Je vous remercie vivement de me recevoir ici à l’occasion de l’édition 2022 du Forum Prix Charlemagne-Europe afin d’aborder la question de la sécurité énergétique, qui est clairement l’un des défis les plus pressants auxquels l’Europe est aujourd’hui confrontée.

Cette conférence intervient sur fond de profondes incertitudes, souffrances humaines et inquiétudes.

L’invasion brutale de l’Ukraine par la Russie a plongé l’Europe dans sa plus grande crise en matière d’urgence sécuritaire et de réfugiés depuis la Seconde Guerre mondiale.

À la BEI, nous sommes toutes et tous choqués par les atrocités indicibles, les morts et les destructions infligées par Vladimir Poutine et ses soldats au peuple ukrainien.

De même, dans la Biélorussie voisine, celles et ceux qui risquent leur vie et leur liberté au nom de la défense de la démocratie méritent notre gratitude et notre profonde estime. C’est pourquoi je suis très heureuse que le Prix Charlemagne récompense cette année trois femmes exceptionnelles, cheffes de file de l’opposition biélorusse :  

Svetlana Tikhanovskaya, qui était la candidate de l’opposition aux élections de 2020 en Biélorussie, ainsi que Veronica Tsepkalo et Maria Kolesnikova, qui ont appuyé sa candidature face au dictateur Alexandre Loukachenko. Tatsiana Khomich viendra recevoir le prix au nom de sa sœur Maria Kolesnikova, qui est emprisonnée en Biélorussie.

Ici en Europe, la guerre a rendu plus pressante que jamais la nécessité de protéger notre souveraineté et notre autonomie.

Néanmoins, cette guerre tragique offre la formidable occasion d’effectuer des investissements audacieux afin de nous libérer de notre dépendance à l’énergie fossile russe tout en contribuant parallèlement à résoudre le principal problème à long terme pour l’humanité : les changements climatiques.

Cela doit d’abord et avant tout se traduire par la construction d’infrastructures vertes dans le domaine de l’énergie solaire et éolienne, dans les réseaux électriques, dans les installations de stockage et dans les terminaux de gaz naturel liquéfié, qui pourront ensuite être utilisés pour l’hydrogène vert.

L’UE, dans son ensemble, est confrontée à ce défi.
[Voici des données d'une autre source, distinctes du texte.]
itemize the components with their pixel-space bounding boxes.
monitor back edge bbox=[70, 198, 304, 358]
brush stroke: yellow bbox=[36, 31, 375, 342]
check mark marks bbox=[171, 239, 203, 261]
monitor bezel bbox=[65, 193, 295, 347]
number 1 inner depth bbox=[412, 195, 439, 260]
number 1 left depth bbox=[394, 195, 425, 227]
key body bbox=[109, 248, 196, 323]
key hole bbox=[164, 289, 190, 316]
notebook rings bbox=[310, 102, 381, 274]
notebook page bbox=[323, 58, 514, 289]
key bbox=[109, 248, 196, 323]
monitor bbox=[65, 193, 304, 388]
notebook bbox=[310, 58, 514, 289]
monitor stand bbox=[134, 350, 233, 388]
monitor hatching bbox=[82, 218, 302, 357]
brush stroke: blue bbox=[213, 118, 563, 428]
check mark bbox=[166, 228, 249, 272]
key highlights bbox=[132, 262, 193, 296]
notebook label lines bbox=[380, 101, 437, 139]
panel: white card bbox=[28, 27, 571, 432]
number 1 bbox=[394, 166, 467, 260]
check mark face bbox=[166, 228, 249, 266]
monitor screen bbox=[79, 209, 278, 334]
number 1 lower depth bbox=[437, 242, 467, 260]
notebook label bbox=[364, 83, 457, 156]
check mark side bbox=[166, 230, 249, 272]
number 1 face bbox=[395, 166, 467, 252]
Par conséquent, nous devons agir de concert. En nous unissant, nous disposons d’un plus grand pouvoir d’achat vis-à-vis des fournisseurs. En outre, une meilleure connectivité entre les réseaux électriques des États membres profiterait à tous les pays de l’UE, par exemple pour pouvoir importer de l’énergie éolienne en cas d’accalmie à l’échelle régionale. Nous avons pu expérimenter un autre avantage de la connectivité il y a tout juste 10 jours, lorsque la Russie a coupé l’approvisionnement en électricité de la Finlande, qui est parvenue à le remplacer par des importations en provenance d’Estonie et de Suède.

Les Européens devraient également investir massivement dans l’efficacité énergétique et, à cette fin, combiner programmes de subventions et prêts des banques de développement.
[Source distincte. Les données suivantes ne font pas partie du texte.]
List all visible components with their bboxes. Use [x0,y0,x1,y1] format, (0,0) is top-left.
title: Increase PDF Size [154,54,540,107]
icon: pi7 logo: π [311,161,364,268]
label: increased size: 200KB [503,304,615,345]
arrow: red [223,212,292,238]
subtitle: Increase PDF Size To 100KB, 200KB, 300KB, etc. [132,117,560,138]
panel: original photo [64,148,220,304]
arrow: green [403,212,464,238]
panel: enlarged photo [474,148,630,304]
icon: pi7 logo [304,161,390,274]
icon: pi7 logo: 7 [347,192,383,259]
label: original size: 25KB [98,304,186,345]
Mais l’ampleur des investissements nécessaires dépasse de loin ce que les États et les pouvoirs publics peuvent et devraient fournir.

Le secteur privé et les marchés des capitaux doivent donc jouer un rôle clé, et la BEI peut apporter son concours pour les mobiliser. 

En tant que banque des États membres de l’UE, la BEI fournit des financements à des conditions favorables sur de longues périodes. C’est possible parce que nous pouvons nous financer sur les marchés financiers à un coût inférieur à celui des banques commerciales.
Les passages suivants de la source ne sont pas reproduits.